Cette situation n’inquiète pas pour autant Yves Elsen, président du conseil de gouvernance de l’Université du Luxembourg, ancien président (entre 2010 et 2016) du Fonds national de la recherche. "Rappelons que le pays a toujours su démontrer une grande capacité à comprendre le monde autour de lui et de s’y mettre en position stratégique. Rappelons-nous aussi la façon dont ont été protégés les brevets des procédés Thomas et Grey, qui font encore la force du pays."

Et d’indiquer que les prochains contrats de performance entre l’État et les institutions publiques de recherche doivent être signés au début de l’année prochaine. "Il faut s’assurer que les indicateurs-clés introduits sont synchronisés entre les différents acteurs pour aboutir à une stratégie. Donnons la chance à ces contrats de performance d’être finalisés, ce qui pourrait apporter une réponse concrète à cette critique d’absence de stratégie."

Yves Elsen sait très bien, par ailleurs, que la principale richesse dont dispose le pays consiste en la matière grise de ceux qui y travaillent, qu’ils soient résidents ou frontaliers. D’où la nécessité de concentrer aussi les efforts dans l’attraction de nouveaux talents, notamment en matière d’ingénierie spatiale ou de gestion de projets complexes… mais pas uniquement. "Les sciences humaines et sociales, par exemple, doivent aussi travailler à faire profiter la société des résultats de leurs travaux. Tout cela confirme l’importance des structures de recherche et d’enseignement supérieur dans leur ensemble. Il ne s’agit pas de ne privilégier que les sciences dites fortes ou naturelles », explique Yves Elsen. « Il ne faut pas non plus opposer recherche fondamentale et recherche appliquée. C’est une erreur. Les deux sont synchrones. La recherche fondamentale peut être source d’innovation et la recherche appliquée source de découvertes scientifiques."

Une culture commune de valorisation

Comme l’indiquait une étude récemment publiée par Dell et l'Institut du Futur, un think tank californien, 85% des emplois de 2030 n'existent pas encore aujourd'hui. D’où l’obligation de se remettre en question au quotidien, se former et se reformer. "La formation continue va jouer un rôle essentiel," affirme le président du conseil de gouvernance de l’Université du Luxembourg.

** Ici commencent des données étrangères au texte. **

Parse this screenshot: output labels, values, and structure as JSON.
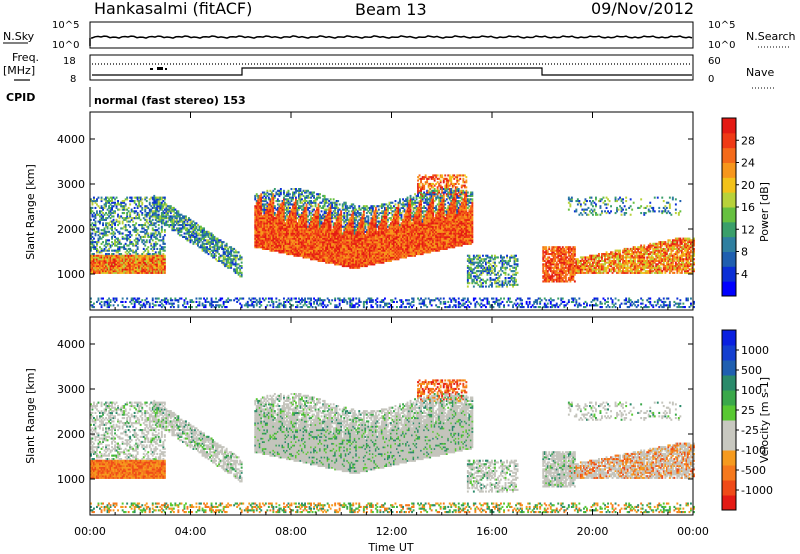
{
  "header": {
    "station": "Hankasalmi (fitACF)",
    "beam": "Beam 13",
    "date": "09/Nov/2012"
  },
  "top_panels": {
    "nsky_label": "N.Sky",
    "nsky_scale_top": "10^5",
    "nsky_scale_bottom": "10^0",
    "nsearch_label": "N.Search",
    "nsearch_scale_top": "10^5",
    "nsearch_scale_bottom": "10^0",
    "freq_label": "Freq.",
    "freq_unit": "[MHz]",
    "freq_ticks": [
      "18",
      "8"
    ],
    "nave_label": "Nave",
    "nave_ticks": [
      "60",
      "0"
    ],
    "cpid_label": "CPID",
    "cpid_value": "normal (fast stereo) 153"
  },
  "chart_data": [
    {
      "type": "heatmap",
      "panel": "power",
      "ylabel": "Slant Range [km]",
      "yticks": [
        1000,
        2000,
        3000,
        4000
      ],
      "ylim": [
        200,
        4600
      ],
      "xlim": [
        0,
        24
      ],
      "colorbar": {
        "label": "Power [dB]",
        "ticks": [
          "28",
          "24",
          "20",
          "16",
          "12",
          "8",
          "4"
        ],
        "colors": [
          "#0000ff",
          "#0b2fd6",
          "#1f5fb0",
          "#2f7fa0",
          "#3a9f6a",
          "#66c040",
          "#b8d23a",
          "#f2c21a",
          "#f7961c",
          "#f46a1a",
          "#ef3a16",
          "#e41a14"
        ]
      }
    },
    {
      "type": "heatmap",
      "panel": "velocity",
      "ylabel": "Slant Range [km]",
      "yticks": [
        1000,
        2000,
        3000,
        4000
      ],
      "ylim": [
        200,
        4600
      ],
      "xlim": [
        0,
        24
      ],
      "xticks": [
        "00:00",
        "04:00",
        "08:00",
        "12:00",
        "16:00",
        "20:00",
        "00:00"
      ],
      "xlabel": "Time UT",
      "colorbar": {
        "label": "Velocity [m s-1]",
        "ticks": [
          "1000",
          "500",
          "100",
          "25",
          "-25",
          "-100",
          "-500",
          "-1000"
        ],
        "colors": [
          "#e41a14",
          "#ef4a18",
          "#f5781c",
          "#f59a1e",
          "#c8c8c0",
          "#c8c8c0",
          "#58c832",
          "#3aa84a",
          "#2a8a6a",
          "#1f5fb0",
          "#143fd0",
          "#0a20e0"
        ]
      }
    }
  ],
  "colors": {
    "frame": "#000000",
    "background": "#ffffff",
    "ground_scatter": "#c4c4bc"
  }
}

Mais d’autres facteurs entrent aussi en ligne de compte, à commencer par l’instauration de qu’il appelle "une culture commune de valorisation": "mieux communiquer sur les succès que nous avons et les compétences que nous avons, mieux mettre en avant tout ce que nous savons faire. Il est aussi important de montrer que l’argent public qui est reçu est bien investi."

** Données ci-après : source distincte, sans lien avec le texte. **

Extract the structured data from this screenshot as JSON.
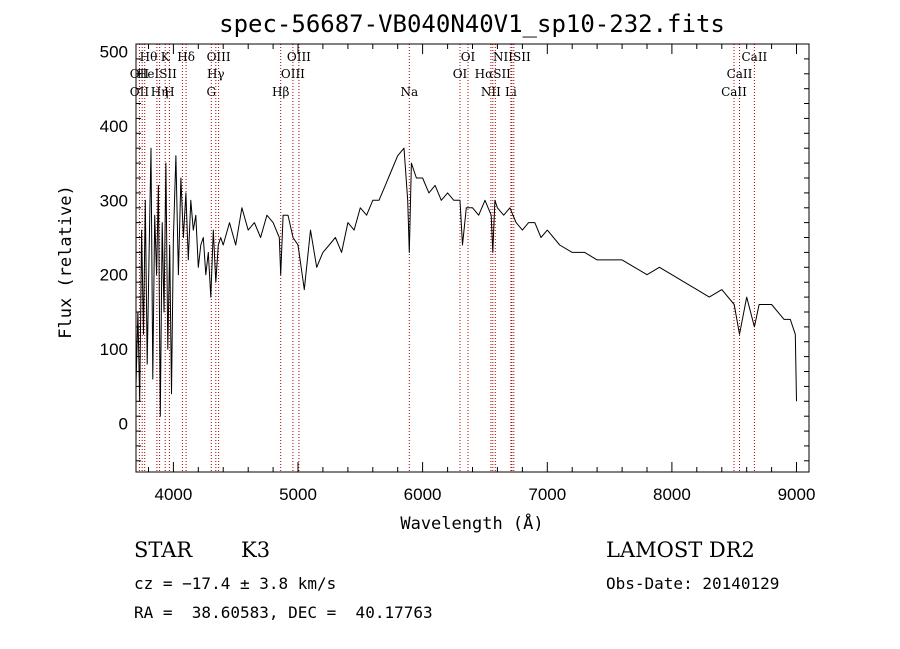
{
  "chart_data": {
    "type": "line",
    "title": "spec-56687-VB040N40V1_sp10-232.fits",
    "xlabel": "Wavelength (Å)",
    "ylabel": "Flux (relative)",
    "xlim": [
      3700,
      9100
    ],
    "ylim": [
      -65,
      510
    ],
    "x_ticks": [
      "4000",
      "5000",
      "6000",
      "7000",
      "8000",
      "9000"
    ],
    "y_ticks": [
      "0",
      "100",
      "200",
      "300",
      "400",
      "500"
    ],
    "grid": false,
    "series": [
      {
        "x": [
          3700,
          3715,
          3730,
          3745,
          3760,
          3775,
          3790,
          3805,
          3820,
          3835,
          3850,
          3865,
          3880,
          3895,
          3910,
          3925,
          3940,
          3955,
          3970,
          3985,
          4000,
          4020,
          4040,
          4060,
          4080,
          4100,
          4120,
          4140,
          4160,
          4180,
          4200,
          4220,
          4240,
          4260,
          4280,
          4300,
          4320,
          4340,
          4360,
          4380,
          4400,
          4450,
          4500,
          4550,
          4600,
          4650,
          4700,
          4750,
          4800,
          4850,
          4861,
          4880,
          4920,
          4960,
          5000,
          5050,
          5100,
          5150,
          5200,
          5250,
          5300,
          5350,
          5400,
          5450,
          5500,
          5550,
          5600,
          5650,
          5700,
          5750,
          5800,
          5850,
          5880,
          5893,
          5910,
          5950,
          6000,
          6050,
          6100,
          6150,
          6200,
          6250,
          6300,
          6320,
          6350,
          6400,
          6450,
          6500,
          6550,
          6563,
          6580,
          6600,
          6650,
          6700,
          6750,
          6800,
          6850,
          6900,
          6950,
          7000,
          7100,
          7200,
          7300,
          7400,
          7500,
          7600,
          7700,
          7800,
          7900,
          8000,
          8100,
          8200,
          8300,
          8400,
          8500,
          8542,
          8600,
          8662,
          8700,
          8800,
          8900,
          8950,
          8990,
          9000
        ],
        "y": [
          50,
          150,
          30,
          260,
          120,
          300,
          80,
          230,
          370,
          60,
          280,
          200,
          320,
          10,
          270,
          150,
          350,
          100,
          240,
          40,
          250,
          360,
          200,
          330,
          250,
          310,
          220,
          300,
          260,
          280,
          210,
          240,
          250,
          200,
          230,
          170,
          260,
          190,
          240,
          250,
          240,
          270,
          240,
          290,
          260,
          270,
          250,
          280,
          270,
          250,
          200,
          280,
          280,
          250,
          240,
          180,
          260,
          210,
          230,
          240,
          250,
          230,
          270,
          260,
          290,
          280,
          300,
          300,
          320,
          340,
          360,
          370,
          300,
          230,
          350,
          330,
          330,
          310,
          320,
          300,
          310,
          300,
          300,
          240,
          290,
          290,
          280,
          300,
          280,
          230,
          300,
          290,
          280,
          290,
          270,
          260,
          270,
          270,
          250,
          260,
          240,
          230,
          230,
          220,
          220,
          220,
          210,
          200,
          210,
          200,
          190,
          180,
          170,
          180,
          160,
          120,
          170,
          130,
          160,
          160,
          140,
          140,
          120,
          30
        ]
      }
    ],
    "lines": [
      {
        "wavelength": 3727,
        "label": "OII"
      },
      {
        "wavelength": 3750,
        "label": "Hθ"
      },
      {
        "wavelength": 3770,
        "label": "Hη"
      },
      {
        "wavelength": 3868,
        "label": "HeI"
      },
      {
        "wavelength": 3889,
        "label": "Hη"
      },
      {
        "wavelength": 3934,
        "label": "K"
      },
      {
        "wavelength": 3968,
        "label": "H"
      },
      {
        "wavelength": 4072,
        "label": "SII"
      },
      {
        "wavelength": 4102,
        "label": "Hδ"
      },
      {
        "wavelength": 4304,
        "label": "G"
      },
      {
        "wavelength": 4340,
        "label": "Hγ"
      },
      {
        "wavelength": 4363,
        "label": "OIII"
      },
      {
        "wavelength": 4861,
        "label": "Hβ"
      },
      {
        "wavelength": 4959,
        "label": "OIII"
      },
      {
        "wavelength": 5007,
        "label": "OIII"
      },
      {
        "wavelength": 5893,
        "label": "Na"
      },
      {
        "wavelength": 6300,
        "label": "OI"
      },
      {
        "wavelength": 6364,
        "label": "OI"
      },
      {
        "wavelength": 6548,
        "label": "NII"
      },
      {
        "wavelength": 6563,
        "label": "Hα"
      },
      {
        "wavelength": 6583,
        "label": "NII"
      },
      {
        "wavelength": 6708,
        "label": "Li"
      },
      {
        "wavelength": 6716,
        "label": "SII"
      },
      {
        "wavelength": 6731,
        "label": "SII"
      },
      {
        "wavelength": 8498,
        "label": "CaII"
      },
      {
        "wavelength": 8542,
        "label": "CaII"
      },
      {
        "wavelength": 8662,
        "label": "CaII"
      }
    ],
    "labels_row1": [
      "Hθ",
      "K",
      "Hδ",
      "OIII",
      "OIII",
      "OI",
      "NIISII",
      "CaII"
    ],
    "labels_row2": [
      "OII",
      "HeISII",
      "Hγ",
      "OIII",
      "OI",
      "HαSII",
      "CaII"
    ],
    "labels_row3": [
      "OII",
      "Hη",
      "H",
      "G",
      "Hβ",
      "Na",
      "NII",
      "Li",
      "CaII"
    ],
    "colors": {
      "spectrum": "#000000",
      "line_marker": "#aa0000",
      "axis": "#000000"
    }
  },
  "info": {
    "object_class": "STAR",
    "subclass": "K3",
    "survey": "LAMOST DR2",
    "redshift": "cz = −17.4 ± 3.8 km/s",
    "obs_date": "Obs-Date: 20140129",
    "coords": "RA =  38.60583, DEC =  40.17763"
  }
}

Une évolution dans les mentalités et une sensibilisation des jeunes chercheurs est également à l’ordre du jour. "À côté de leurs spécialités, ces jeunes doctorants doivent aussi être formés en entrepreneuriat et en transfert de technologie," affirme Yves Elsen. "Il ne faut pas qu’ils se limitent à travailler dans cadre protégé, mais avoir la compréhension du langage de ceux qui peuvent être des bailleurs de fonds ou aider à la création d’une entreprise."